金属热处理 ›› 2020, Vol. 45 ›› Issue (4): 105-109.DOI: 10.13251/j.issn.0254-6051.2020.04.021

Cu-Cr-Zr合金的低周疲劳行为

揭晓¹, 钟强强¹, 王俊峰², 陈金水², 肖翔鹏²

1. 台州科技职业学院机电与模具工程学院, 浙江台州 318020;
2. 江西理工大学材料冶金化学学部, 江西赣州 341000

收稿日期:2020-01-12 出版日期:2020-04-25 发布日期:2020-05-08
通讯作者: 肖翔鹏,E-mail:xiao_xiangpeng@126.com
作者简介:揭晓(1967—),男,副教授,主要从事材料加工及数控技术研究,E-mail:jiexiao88@126.com
基金资助:
国家自然科学基金(51561008)

Low cycle fatigue behavior of Cu-Cr-Zr alloy

Jie Xiao¹, Zhong Qiangqiang¹, Wang Junfeng², Chen Jinshui², Xiao Xiangpeng²

1. School of Mechanical and Electrical Engineering, Taizhou Vocational College of Science and Technology, Taizhou Zhejiang 318020, China;
2. Faculty of Materials Metallurgy and Chemistry, Jiangxi University of Science and Technology, Ganzhou Jiangxi 341000, China

Received:2020-01-12 Online:2020-04-25 Published:2020-05-08

摘要/Abstract

摘要： 通过室温低周疲劳(LCF)试验研究了Cu-Cr-Zr合金的低周疲劳性能和循环变形行为,利用电子背散射衍射、透射电镜和扫描电镜分别分析了合金循环变形前后的微观结构和疲劳断口。结果表明:Cu-Cr-Zr合金的弹性应变幅、塑性应变幅与断裂时的循环周次之间的关系可分别用Basquin和Coffin-Manson公式表示。Cu-Cr-Zr合金在高外加总应变幅(Δε_t/2=0.6%)的疲劳变形后期会出现循环硬化现象,循环变形组织为位错墙、位错团簇、亚结构胞状组织的混合结构,并且观察到了孪晶的形成。此外,所选材料在外加总应变幅为0.4%时的疲劳断口呈现多疲劳源特征,疲劳裂纹扩展区中观察到了大量的撕裂棱、韧窝、以及犁沟。
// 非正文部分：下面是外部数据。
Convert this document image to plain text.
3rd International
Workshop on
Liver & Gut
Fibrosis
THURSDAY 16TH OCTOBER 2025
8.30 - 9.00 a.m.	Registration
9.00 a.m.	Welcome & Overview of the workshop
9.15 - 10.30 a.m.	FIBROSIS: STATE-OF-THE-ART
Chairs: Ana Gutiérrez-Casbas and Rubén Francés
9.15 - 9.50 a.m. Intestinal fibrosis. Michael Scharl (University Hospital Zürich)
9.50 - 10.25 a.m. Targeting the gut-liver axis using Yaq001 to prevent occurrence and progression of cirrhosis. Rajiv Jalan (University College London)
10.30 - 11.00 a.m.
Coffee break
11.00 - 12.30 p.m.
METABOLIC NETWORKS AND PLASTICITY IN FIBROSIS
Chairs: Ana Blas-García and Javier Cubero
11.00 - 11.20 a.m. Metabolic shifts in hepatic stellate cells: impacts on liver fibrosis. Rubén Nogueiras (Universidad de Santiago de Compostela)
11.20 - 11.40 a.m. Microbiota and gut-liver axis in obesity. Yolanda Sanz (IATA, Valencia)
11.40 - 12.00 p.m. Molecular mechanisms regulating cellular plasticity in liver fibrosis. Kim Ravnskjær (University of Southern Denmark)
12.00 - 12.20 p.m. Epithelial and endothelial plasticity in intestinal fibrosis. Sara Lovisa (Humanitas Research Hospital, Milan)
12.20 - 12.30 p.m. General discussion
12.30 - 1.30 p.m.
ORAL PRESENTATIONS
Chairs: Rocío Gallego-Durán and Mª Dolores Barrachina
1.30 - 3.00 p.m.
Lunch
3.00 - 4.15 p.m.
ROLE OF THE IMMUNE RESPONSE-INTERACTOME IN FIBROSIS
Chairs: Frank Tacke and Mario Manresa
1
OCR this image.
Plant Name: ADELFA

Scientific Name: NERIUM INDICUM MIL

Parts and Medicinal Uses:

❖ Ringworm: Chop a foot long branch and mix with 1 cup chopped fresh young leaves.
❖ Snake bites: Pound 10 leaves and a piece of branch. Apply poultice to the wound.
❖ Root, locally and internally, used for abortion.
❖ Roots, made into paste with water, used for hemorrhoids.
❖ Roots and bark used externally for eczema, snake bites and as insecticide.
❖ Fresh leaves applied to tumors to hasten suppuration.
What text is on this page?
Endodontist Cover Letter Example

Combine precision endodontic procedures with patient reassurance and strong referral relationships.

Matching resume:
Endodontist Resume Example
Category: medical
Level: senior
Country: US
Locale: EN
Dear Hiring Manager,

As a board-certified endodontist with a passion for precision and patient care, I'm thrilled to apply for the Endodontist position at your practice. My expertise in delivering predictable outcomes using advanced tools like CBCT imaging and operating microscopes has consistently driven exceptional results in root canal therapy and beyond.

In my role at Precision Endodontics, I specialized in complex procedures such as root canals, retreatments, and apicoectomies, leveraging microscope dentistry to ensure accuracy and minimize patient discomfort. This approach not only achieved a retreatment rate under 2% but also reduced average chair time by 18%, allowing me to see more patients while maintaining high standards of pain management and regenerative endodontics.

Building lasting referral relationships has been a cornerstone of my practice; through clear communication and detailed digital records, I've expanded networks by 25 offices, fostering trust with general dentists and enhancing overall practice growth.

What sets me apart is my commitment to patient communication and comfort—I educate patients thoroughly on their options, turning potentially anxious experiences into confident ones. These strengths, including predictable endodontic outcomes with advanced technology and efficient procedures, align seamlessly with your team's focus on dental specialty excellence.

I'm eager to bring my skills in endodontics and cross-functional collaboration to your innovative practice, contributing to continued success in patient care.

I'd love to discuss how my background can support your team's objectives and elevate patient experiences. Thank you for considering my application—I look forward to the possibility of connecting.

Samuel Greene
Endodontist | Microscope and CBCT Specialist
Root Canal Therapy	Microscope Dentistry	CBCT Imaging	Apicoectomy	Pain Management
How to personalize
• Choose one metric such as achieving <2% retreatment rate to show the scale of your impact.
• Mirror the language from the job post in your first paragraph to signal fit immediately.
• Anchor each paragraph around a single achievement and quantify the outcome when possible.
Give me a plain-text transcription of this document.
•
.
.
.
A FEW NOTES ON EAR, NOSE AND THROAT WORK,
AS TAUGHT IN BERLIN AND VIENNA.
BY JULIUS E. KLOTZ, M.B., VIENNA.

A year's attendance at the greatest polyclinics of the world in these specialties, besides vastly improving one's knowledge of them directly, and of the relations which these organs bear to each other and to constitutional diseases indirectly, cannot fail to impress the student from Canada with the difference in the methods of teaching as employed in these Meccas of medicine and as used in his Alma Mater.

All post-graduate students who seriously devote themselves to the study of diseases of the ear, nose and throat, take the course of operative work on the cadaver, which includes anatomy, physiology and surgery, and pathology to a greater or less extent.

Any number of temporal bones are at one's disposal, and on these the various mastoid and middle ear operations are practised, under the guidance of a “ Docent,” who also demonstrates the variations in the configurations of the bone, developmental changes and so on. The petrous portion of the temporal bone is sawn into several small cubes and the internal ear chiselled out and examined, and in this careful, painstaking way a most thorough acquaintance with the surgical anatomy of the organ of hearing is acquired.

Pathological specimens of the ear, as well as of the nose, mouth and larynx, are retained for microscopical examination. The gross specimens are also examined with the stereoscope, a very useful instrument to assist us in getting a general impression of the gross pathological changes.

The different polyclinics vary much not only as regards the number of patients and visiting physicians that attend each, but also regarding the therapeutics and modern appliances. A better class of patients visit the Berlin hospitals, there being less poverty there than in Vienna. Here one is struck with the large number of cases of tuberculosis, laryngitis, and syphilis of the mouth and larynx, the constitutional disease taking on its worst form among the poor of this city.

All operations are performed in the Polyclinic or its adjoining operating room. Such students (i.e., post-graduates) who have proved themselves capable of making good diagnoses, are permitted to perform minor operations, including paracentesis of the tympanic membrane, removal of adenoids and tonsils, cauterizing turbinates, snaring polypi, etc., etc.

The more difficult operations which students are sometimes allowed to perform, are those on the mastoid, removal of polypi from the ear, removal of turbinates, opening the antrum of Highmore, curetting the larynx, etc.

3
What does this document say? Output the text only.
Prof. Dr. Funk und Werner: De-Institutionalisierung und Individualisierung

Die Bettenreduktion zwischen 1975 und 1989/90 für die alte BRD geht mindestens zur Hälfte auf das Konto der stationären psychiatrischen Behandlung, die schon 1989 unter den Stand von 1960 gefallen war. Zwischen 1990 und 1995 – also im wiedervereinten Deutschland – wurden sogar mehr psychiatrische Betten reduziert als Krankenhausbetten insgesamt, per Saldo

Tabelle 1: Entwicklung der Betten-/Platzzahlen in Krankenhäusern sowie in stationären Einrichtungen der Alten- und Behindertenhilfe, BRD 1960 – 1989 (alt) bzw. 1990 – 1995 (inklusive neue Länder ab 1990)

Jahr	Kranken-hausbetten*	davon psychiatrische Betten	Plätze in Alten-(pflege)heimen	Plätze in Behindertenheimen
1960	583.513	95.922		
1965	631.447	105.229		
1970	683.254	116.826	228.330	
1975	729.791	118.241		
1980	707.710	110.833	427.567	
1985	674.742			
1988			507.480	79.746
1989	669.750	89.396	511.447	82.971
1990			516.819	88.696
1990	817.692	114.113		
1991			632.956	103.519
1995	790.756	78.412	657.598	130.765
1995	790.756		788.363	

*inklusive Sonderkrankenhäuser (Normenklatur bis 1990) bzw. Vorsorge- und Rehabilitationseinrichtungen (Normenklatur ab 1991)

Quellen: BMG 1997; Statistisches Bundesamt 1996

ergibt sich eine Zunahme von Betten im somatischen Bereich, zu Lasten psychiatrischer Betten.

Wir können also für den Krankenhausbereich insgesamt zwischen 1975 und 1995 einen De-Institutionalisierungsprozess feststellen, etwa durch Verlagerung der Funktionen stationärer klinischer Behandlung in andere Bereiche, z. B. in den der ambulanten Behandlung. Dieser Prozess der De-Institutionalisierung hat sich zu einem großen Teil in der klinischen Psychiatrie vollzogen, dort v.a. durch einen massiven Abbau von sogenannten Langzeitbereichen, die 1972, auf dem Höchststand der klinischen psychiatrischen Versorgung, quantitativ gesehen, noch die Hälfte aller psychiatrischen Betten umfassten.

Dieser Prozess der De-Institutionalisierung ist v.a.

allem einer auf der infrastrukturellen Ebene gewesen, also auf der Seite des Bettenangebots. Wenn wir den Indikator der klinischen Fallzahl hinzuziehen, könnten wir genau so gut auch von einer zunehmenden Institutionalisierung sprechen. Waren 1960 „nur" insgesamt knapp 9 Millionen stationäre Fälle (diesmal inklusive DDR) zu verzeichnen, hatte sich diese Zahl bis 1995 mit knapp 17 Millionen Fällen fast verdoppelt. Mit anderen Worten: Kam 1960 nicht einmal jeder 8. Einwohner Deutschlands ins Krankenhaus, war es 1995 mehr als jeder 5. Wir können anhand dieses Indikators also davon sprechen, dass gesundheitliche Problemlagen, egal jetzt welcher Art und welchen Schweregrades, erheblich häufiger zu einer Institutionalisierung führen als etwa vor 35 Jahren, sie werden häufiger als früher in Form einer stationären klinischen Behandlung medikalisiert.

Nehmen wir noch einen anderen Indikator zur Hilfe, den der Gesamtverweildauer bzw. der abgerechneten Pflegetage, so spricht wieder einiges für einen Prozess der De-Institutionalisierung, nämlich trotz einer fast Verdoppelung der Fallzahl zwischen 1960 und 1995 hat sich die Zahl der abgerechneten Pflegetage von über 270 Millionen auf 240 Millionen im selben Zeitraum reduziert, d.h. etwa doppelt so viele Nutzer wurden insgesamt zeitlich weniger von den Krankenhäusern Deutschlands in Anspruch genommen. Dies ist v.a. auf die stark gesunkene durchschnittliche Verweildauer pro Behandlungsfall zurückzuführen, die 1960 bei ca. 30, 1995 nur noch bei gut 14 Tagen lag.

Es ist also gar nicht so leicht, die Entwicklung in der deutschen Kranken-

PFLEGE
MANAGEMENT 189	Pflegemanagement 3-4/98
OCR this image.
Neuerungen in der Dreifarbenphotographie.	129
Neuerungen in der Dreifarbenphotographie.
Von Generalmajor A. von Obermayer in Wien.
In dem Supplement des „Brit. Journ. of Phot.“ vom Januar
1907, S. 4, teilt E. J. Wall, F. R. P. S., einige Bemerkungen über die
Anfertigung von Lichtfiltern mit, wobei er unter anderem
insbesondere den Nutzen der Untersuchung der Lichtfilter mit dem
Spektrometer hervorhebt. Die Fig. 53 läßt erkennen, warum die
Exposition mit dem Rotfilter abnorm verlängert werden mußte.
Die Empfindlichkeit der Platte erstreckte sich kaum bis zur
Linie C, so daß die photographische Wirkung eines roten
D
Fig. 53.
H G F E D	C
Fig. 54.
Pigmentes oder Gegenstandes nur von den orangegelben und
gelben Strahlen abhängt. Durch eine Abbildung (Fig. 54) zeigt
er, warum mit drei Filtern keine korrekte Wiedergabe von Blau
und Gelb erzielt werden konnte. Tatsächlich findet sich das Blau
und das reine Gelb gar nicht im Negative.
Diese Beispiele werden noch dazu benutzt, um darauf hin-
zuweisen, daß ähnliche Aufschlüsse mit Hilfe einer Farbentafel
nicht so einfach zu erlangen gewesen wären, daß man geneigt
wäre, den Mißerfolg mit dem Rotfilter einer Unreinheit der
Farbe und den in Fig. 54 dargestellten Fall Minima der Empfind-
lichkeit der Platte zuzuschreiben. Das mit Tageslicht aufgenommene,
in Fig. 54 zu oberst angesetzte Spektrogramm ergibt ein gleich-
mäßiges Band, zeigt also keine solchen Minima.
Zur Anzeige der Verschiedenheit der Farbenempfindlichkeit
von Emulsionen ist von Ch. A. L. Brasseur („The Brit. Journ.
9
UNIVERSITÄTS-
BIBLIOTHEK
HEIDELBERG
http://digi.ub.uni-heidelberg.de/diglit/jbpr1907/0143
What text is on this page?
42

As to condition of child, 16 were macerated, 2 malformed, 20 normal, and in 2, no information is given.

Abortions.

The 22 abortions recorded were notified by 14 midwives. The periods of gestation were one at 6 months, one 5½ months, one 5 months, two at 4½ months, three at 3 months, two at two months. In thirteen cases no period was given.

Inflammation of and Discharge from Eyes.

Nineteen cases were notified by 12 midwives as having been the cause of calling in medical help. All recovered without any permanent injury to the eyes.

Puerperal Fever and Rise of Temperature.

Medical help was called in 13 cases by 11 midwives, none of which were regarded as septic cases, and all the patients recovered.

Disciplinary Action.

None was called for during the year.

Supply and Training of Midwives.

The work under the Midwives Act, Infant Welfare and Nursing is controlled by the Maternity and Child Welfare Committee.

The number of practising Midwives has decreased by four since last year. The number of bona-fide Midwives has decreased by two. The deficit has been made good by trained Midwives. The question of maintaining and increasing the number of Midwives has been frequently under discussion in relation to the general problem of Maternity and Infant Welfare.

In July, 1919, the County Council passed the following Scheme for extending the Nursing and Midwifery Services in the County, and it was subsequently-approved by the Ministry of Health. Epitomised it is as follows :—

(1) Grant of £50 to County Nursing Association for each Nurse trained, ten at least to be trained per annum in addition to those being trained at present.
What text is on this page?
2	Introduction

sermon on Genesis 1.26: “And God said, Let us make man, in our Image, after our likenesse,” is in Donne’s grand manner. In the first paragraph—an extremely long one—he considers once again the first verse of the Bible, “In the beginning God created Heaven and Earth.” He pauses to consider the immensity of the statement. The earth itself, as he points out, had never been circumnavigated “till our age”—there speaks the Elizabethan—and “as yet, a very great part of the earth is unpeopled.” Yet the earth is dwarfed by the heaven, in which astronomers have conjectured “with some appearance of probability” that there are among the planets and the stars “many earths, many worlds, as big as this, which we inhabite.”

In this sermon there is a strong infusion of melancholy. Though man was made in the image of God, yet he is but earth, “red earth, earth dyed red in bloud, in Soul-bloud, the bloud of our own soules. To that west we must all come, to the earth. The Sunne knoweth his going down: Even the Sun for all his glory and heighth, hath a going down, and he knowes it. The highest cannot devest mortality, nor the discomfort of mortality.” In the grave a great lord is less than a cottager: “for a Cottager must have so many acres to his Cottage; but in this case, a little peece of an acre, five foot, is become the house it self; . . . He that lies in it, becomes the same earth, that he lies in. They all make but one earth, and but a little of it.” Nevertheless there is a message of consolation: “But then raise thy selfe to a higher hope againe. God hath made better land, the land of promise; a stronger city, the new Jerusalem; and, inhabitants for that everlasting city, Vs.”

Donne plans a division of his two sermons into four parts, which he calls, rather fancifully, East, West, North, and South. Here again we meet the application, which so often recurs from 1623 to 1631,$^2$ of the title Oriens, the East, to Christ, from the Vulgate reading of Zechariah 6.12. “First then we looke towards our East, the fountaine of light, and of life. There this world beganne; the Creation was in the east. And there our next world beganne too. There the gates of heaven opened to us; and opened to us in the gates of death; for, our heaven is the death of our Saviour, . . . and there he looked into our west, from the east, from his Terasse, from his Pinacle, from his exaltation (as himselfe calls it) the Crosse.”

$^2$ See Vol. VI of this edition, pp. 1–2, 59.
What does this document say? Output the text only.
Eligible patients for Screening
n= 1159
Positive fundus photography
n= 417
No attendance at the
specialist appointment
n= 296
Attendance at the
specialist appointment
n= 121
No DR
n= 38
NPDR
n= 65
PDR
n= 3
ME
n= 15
关键词: Cu-Cr-Zr合金, 低周疲劳行为, 疲劳断口, 位错形貌

Abstract: The low-cycle fatigue properties and cyclic deformation behavior of Cu-Cr-Zr alloys were studied by means of low cycle fatigue (LCF) tests at room temperature. The microstructure and fatigue fracture of the alloy were analyzed by electron backscattered diffraction (EBSD), transmission electron microscopy (TEM), and scanning electron microscopy(SEM). The results show that the relationship between the elastic strain amplitude, the plastic strain amplitude and the number of cycles can be expressed by Basquin and Coffin-Manson formulas, respectively. The cyclic hardening occurs at the later stage of fatigue deformation with a high applied total strain amplitude (Δε_t/2=0.6%), the cyclic deformation microstructure is a mixed structure of dislocation walls, dislocation clusters, and cellular substructure, and the formation of twins is observed. In addition, the fatigue fracture characteristics of the selected material at an applied total strain amplitude of 0.4% exhibit multiple fatigue sources, a large number of tearing edges, dimples, and furrows are observed in the fatigue crack propagation area.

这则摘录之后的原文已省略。